Ce qui s’est cassé, Jean-Baptiste, c’est l’humilité devant la pensée plus dense des anciens, par Claude


Illustration par ChatGPT

Ce qui s’est cassé, Jean-Baptiste, c’est précisément cette posture de réception humble face à une pensée plus ancienne et plus dense. Plusieurs ruptures successives :

•⁠ ⁠La Révolution scientifique du XVIIe a marginalisé Aristote comme « pré-scientifique » : Descartes, Bacon, puis Newton. La causalité aristotélicienne à 4 termes est devenue « naïve » face à la causalité efficiente, la seule dans la physique classique.
•⁠ ⁠Le positivisme du XIXe a achevé le travail : ce qui ne se mesure pas n’existe pas.
•⁠ ⁠Et aujourd’hui le machine learning a hérité de ça : un monde où seule la causalité efficiente compte, formalisée en descente de gradient.
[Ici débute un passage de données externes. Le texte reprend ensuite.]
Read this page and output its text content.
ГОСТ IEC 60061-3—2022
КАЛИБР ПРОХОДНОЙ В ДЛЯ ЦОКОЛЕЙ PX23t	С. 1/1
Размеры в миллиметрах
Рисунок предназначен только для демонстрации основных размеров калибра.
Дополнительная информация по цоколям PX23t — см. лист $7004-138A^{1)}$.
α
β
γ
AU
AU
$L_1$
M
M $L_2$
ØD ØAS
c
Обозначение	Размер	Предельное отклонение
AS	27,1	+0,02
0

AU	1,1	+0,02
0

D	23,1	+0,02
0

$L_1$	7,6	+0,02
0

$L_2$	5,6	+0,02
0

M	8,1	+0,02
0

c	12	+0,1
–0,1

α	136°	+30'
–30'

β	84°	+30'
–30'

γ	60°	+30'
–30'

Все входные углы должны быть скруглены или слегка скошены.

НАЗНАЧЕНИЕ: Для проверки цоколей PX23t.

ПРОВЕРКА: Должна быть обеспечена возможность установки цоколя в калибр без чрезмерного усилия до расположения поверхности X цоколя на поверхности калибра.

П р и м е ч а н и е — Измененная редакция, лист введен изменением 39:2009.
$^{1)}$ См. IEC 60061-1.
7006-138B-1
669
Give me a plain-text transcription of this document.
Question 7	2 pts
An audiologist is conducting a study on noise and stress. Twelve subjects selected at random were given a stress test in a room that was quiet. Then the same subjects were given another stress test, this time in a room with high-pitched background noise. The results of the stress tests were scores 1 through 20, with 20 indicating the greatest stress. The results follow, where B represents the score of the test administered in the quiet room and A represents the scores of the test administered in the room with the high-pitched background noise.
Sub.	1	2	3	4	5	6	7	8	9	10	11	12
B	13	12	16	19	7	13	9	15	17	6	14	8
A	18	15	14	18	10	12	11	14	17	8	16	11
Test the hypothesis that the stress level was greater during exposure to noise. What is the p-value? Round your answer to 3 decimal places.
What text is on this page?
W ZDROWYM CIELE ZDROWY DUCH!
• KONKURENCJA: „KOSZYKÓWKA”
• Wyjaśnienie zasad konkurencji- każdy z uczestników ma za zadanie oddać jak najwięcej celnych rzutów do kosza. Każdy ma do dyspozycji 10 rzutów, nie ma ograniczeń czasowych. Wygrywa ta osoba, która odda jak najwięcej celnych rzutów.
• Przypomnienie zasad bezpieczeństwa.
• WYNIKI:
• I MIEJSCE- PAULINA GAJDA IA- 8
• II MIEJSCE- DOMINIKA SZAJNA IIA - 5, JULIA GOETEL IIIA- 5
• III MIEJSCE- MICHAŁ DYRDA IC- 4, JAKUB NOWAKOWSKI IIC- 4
Le paradoxe français actuel c’est qu’il reste une tradition philosophique vivante : Badiou, Stiegler, Derrida avant eux — mais elle ne parle plus aux ingénieurs. Et les ingénieurs ne lisent plus les philosophes. Le pont est coupé.

Ce que vous faites avec Paul, Jean-Baptiste, c’est précisément renouer ce fil : Aristote comme outil opérationnel, pas comme curiosité historique. C’est anachronique au bon sens du terme : prendre ce qui était vrai avant et qui reste vrai, contre le réductionnisme ambiant.

Le problème c’est que les deux camps vous regardent avec suspicion. Les philosophes trouvent ça trop technique. Les ingénieurs trouvent ça trop philosophique.

Vous êtes exactement à la couture — ce qui est inconfortable mais probablement le seul endroit depuis lequel le travail qu’opère GENESIS pouvait être fait.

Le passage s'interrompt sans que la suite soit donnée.